Terminamos de enterrar nosso amigo e fomos ajudar a organizar aquele lugar, passamos a tarde recolhendo corpos dos nossos homens e ajudando a cavar algumas covas rasas para enterrarmos seus corpos, passamos a tarde naquilo e já estava cansado demais. Dias subindo o rio para chegar e ter que enterrar corpos? Só podia ser brincadeira. Mas continuávamos cavando e jogando homens dentro dos buracos, tirávamos as plaquetas de seus pescoços e munição de seus equipamentos e fuzis e os jogávamos dentro das covas e cobríamos novamente com aquela terra lamacenta. A tarde passou e joguei a pá no chão. Foda-se. Não ia mais fazer aquilo, não ia fazer mais nada e voltei para o barco, minutos depois August apareceu e se deitou no piso, ficamos lá conversando por algum tempo e ninguém veio falar nada. Trabalhamos duro, Gerald viu isso, acho que ele quis nos dar um descanso. Comentei com ele sobre aquela história mal explicada dos agentes ou sei lá o que que havíamos pegar, ele concordou comigo mas também não quis fazer nada. Não tinha nada para se fazer também. Pensamos em fumar um baseado mas estava preocupado com a reação do capitão se aparecesse por lá, apesar de parecer mais um hippie do que um militar, mas preferimos não arriscar e esperamos até sairmos daquele lugar.
Todos voltaram para o barco, inclusive o capitão, e comemos alguma coisa, finalmente. Estávamos exaustos e já havia passado da hora de partir, agora que nossa missão havia sido enfiada no cu da selva:
  • Obrigado pela sua ajuda e a de seus homens nisso aqui, tenente. Eu ia ter que fazer isso sozinho já que ninguém apareceu aqui desde ontem à noite – agradeceu Charlie
  • Não é nada, capitão. Viemos até aqui para nada, alguma coisa tínhamos que fazer antes de partirmos – disse Gomes
  • Sinto muito pelos seus homens mortos. Aqui nós perdemos nossos melhores amigos que nem perdemos a chave do carro. É uma merda completa.

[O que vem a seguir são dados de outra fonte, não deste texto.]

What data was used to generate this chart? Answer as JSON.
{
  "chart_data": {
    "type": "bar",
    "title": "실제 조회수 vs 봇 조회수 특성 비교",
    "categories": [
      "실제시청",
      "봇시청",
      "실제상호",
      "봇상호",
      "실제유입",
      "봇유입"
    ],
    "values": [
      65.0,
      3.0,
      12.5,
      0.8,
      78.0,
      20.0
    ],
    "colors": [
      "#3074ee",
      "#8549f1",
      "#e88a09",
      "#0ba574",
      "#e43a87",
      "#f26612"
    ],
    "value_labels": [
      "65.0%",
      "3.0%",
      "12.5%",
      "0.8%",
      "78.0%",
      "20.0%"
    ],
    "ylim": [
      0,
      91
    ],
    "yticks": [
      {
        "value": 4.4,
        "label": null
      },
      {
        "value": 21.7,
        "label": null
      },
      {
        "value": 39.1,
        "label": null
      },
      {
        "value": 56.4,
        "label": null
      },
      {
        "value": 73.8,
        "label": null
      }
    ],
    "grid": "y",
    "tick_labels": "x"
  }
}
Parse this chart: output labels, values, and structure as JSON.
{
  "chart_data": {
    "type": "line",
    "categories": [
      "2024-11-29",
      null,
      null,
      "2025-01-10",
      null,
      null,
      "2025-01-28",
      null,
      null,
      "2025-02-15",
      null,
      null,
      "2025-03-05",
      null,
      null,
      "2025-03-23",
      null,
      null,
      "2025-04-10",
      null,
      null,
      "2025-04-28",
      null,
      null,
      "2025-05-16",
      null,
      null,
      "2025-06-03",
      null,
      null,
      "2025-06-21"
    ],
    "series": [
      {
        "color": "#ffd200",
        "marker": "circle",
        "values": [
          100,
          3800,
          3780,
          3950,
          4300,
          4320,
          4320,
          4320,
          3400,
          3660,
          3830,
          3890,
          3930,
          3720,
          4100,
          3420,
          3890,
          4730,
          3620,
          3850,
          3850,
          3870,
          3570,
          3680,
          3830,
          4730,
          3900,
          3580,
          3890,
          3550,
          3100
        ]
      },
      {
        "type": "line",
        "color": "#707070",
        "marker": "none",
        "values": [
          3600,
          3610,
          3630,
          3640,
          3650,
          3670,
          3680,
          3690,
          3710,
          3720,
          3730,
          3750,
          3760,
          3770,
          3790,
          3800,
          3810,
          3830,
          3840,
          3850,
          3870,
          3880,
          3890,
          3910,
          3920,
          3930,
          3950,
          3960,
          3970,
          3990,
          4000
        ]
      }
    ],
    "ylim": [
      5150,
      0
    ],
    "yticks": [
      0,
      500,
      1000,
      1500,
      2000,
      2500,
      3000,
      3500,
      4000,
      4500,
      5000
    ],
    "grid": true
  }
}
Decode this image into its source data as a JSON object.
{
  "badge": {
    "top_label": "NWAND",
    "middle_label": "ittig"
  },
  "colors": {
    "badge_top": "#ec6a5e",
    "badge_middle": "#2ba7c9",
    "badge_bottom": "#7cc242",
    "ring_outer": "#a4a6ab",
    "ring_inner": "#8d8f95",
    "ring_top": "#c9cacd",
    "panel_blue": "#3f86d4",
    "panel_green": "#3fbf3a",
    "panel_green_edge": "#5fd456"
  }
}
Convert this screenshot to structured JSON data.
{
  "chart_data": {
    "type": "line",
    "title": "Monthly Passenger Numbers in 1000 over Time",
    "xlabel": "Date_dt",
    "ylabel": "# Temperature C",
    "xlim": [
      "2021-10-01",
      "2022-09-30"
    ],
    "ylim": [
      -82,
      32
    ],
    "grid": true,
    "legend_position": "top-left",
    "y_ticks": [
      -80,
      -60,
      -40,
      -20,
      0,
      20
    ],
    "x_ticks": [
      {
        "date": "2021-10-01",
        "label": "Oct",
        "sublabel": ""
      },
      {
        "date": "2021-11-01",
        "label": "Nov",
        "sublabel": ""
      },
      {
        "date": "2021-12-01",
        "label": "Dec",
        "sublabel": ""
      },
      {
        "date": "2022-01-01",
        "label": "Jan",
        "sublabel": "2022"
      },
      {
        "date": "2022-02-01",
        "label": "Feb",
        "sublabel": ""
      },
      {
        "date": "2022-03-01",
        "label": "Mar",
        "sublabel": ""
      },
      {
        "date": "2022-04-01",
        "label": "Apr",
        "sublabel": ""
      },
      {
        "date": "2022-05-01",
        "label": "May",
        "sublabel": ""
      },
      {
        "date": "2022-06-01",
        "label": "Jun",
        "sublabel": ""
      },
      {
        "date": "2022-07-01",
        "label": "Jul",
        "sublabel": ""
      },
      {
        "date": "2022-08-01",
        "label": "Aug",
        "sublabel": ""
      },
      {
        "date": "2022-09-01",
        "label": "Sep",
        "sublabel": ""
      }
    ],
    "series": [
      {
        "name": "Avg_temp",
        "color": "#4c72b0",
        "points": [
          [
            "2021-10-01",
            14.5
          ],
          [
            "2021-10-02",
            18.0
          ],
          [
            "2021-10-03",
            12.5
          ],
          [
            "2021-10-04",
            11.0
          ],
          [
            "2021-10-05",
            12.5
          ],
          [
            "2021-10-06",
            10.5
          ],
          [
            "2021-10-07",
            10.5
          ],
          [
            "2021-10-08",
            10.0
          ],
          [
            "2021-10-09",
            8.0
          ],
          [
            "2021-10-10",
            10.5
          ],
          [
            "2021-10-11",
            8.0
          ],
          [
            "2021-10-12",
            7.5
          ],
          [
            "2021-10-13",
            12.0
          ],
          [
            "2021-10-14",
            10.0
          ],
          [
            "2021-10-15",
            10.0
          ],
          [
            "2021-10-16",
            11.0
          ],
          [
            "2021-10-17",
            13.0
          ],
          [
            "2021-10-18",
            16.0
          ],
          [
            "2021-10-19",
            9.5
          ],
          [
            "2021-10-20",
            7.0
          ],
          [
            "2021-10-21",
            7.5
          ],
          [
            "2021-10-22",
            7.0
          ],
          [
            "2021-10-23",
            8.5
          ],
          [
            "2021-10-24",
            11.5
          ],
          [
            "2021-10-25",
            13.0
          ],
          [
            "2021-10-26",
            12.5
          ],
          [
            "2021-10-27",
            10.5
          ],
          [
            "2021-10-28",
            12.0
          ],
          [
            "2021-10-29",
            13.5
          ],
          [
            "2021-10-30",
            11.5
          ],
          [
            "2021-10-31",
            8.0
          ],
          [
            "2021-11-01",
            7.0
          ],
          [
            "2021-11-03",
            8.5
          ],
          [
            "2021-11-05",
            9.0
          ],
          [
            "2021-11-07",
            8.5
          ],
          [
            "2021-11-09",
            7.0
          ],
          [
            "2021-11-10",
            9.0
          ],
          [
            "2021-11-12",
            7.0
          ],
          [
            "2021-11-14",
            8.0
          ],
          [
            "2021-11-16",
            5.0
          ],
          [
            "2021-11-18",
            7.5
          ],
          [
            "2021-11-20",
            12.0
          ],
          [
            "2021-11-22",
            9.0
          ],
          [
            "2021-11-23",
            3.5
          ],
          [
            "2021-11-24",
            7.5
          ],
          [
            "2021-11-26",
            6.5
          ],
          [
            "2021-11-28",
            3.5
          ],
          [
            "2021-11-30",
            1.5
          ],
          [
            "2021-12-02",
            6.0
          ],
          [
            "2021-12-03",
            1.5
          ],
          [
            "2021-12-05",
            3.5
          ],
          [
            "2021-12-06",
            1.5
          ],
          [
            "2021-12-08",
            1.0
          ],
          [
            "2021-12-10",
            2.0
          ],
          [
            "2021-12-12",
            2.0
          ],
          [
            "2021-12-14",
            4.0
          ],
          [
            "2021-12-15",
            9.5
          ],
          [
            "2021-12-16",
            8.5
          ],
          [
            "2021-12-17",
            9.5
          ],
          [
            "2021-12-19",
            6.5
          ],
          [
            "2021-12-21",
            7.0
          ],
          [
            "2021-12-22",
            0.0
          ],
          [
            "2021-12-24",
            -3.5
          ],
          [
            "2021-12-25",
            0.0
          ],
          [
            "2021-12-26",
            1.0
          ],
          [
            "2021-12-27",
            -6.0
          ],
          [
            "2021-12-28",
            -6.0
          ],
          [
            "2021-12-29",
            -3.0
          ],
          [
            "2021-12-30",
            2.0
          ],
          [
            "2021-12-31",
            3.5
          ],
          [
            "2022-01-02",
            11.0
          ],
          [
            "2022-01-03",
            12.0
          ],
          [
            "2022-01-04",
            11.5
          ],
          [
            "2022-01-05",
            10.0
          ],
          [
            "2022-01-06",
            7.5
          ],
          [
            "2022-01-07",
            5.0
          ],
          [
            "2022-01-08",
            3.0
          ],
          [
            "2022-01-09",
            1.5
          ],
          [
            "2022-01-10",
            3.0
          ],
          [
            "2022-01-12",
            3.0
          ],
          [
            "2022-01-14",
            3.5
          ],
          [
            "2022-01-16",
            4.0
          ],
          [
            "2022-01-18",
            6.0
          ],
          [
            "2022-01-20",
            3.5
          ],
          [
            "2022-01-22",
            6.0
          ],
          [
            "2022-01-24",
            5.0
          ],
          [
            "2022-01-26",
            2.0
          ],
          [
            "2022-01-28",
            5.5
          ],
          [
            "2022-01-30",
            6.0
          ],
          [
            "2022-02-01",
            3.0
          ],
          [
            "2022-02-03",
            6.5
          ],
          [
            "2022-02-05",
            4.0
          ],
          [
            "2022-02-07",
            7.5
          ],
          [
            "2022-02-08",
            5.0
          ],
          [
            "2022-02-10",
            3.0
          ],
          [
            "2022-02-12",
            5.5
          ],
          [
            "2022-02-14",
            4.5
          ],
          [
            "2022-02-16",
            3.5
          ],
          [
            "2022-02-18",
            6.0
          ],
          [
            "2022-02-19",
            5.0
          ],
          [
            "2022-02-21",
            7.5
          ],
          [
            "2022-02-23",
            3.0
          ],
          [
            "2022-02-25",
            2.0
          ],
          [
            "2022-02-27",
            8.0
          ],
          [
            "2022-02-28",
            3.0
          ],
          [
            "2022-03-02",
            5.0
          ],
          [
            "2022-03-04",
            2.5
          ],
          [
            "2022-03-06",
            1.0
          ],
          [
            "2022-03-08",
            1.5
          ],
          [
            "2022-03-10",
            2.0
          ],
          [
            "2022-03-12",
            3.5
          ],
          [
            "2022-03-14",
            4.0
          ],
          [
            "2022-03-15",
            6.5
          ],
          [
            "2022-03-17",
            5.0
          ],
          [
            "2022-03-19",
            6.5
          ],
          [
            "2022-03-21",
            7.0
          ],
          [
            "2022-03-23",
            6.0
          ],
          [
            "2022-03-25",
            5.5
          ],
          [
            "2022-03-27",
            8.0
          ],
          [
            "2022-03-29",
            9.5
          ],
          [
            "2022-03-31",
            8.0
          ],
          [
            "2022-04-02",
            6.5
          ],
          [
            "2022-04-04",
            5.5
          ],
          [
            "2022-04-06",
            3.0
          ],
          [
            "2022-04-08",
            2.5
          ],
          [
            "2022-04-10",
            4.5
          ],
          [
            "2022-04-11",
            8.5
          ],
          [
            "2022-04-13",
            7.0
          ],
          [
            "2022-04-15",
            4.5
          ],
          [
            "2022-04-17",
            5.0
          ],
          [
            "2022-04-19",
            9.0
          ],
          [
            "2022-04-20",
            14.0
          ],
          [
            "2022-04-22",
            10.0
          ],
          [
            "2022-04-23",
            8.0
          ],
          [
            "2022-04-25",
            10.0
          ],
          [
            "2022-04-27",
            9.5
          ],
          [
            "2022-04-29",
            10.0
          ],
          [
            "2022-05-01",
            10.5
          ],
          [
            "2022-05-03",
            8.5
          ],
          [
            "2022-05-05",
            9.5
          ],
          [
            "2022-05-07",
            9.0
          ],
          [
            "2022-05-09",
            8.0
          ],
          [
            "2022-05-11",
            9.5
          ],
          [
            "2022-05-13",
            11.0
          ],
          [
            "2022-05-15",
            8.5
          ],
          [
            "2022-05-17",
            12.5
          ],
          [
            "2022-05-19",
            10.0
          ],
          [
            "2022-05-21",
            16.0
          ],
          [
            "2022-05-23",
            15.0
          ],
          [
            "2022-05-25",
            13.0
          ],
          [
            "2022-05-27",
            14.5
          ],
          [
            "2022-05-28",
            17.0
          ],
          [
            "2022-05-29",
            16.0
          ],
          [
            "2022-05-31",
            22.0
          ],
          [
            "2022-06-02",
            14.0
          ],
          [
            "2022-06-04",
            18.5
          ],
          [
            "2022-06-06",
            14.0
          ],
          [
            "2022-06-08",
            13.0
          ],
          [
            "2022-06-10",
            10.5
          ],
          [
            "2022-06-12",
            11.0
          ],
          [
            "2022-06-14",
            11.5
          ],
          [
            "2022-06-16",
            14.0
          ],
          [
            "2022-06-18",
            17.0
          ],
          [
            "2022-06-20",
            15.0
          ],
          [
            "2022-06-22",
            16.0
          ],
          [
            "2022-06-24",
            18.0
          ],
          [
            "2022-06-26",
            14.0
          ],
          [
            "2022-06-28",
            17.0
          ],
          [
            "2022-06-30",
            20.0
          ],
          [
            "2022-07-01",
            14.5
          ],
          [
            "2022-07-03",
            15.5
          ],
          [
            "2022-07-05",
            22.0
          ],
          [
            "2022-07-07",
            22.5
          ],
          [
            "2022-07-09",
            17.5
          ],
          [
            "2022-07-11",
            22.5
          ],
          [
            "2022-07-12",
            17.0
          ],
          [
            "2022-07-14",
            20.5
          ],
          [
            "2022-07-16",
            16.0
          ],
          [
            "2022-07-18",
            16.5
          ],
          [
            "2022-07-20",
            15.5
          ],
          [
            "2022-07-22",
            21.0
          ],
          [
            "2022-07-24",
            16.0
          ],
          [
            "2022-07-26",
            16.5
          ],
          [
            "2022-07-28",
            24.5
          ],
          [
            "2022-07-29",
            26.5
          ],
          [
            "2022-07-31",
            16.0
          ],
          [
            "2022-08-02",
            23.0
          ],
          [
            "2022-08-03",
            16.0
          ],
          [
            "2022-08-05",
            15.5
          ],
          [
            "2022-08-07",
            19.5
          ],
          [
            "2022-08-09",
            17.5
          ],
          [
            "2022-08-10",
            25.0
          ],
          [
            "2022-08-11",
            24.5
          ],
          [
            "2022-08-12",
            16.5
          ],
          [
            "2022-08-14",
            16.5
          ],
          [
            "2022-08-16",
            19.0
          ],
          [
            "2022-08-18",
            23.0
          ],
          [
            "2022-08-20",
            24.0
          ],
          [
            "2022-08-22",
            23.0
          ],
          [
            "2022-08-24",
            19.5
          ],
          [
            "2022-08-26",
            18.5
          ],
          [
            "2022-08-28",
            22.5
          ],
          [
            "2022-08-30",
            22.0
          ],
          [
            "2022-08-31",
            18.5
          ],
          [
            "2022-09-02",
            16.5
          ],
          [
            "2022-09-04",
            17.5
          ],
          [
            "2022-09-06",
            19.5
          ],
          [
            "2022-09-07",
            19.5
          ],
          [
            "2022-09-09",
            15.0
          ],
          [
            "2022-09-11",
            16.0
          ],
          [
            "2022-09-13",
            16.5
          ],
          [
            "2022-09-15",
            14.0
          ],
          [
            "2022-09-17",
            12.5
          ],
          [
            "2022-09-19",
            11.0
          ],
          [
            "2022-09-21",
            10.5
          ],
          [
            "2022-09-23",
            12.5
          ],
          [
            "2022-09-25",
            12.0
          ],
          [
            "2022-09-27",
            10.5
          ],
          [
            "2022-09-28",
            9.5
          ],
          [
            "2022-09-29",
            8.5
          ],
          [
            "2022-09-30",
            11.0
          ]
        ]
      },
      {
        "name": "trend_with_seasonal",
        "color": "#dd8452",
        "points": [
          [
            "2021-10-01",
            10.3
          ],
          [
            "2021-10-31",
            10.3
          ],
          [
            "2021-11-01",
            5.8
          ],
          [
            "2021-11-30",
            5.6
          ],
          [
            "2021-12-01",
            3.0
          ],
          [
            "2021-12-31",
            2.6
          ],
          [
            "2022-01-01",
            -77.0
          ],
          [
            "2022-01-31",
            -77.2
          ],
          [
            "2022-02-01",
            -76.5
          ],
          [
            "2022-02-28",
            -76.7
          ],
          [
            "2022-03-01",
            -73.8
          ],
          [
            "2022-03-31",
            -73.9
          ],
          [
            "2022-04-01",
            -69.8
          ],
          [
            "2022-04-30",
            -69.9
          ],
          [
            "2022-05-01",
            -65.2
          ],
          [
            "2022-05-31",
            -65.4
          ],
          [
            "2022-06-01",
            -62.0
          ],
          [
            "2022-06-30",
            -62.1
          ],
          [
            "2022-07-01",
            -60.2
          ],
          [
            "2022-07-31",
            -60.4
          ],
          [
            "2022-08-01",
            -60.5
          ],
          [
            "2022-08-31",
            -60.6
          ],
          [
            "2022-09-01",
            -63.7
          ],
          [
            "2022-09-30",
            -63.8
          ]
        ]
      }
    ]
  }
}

  • Eu sei, senhor. Obrigado
Nos despedimos depois de comer e conversar por uma meia hora e Aldo ligou o barco. Capitão Braga abraçou o tenente e o agradeceu novamente por sua ajuda, nos abraçou também e nos desejou uma viagem de volta em segurança. Parecia ser um cara legal, apesar de sua história não ter colado muito. O barco acelerou e levantou bastante água, a noite começava a cair azulada e bela, os insetos começavam a cantar e acasalar nas folhas das árvores e os mamíferos iam dormir um pouco, lembrei de Eric von Demark e lembrei de Ian Goldberg e de toda a loucura que vivemos subindo o lisérgico rio que agora descíamos, e Gomes mandou Aldo acelerar aquela lata velha como nunca antes. Ele obedeceu. Obedeceu e fomos. E voltamos.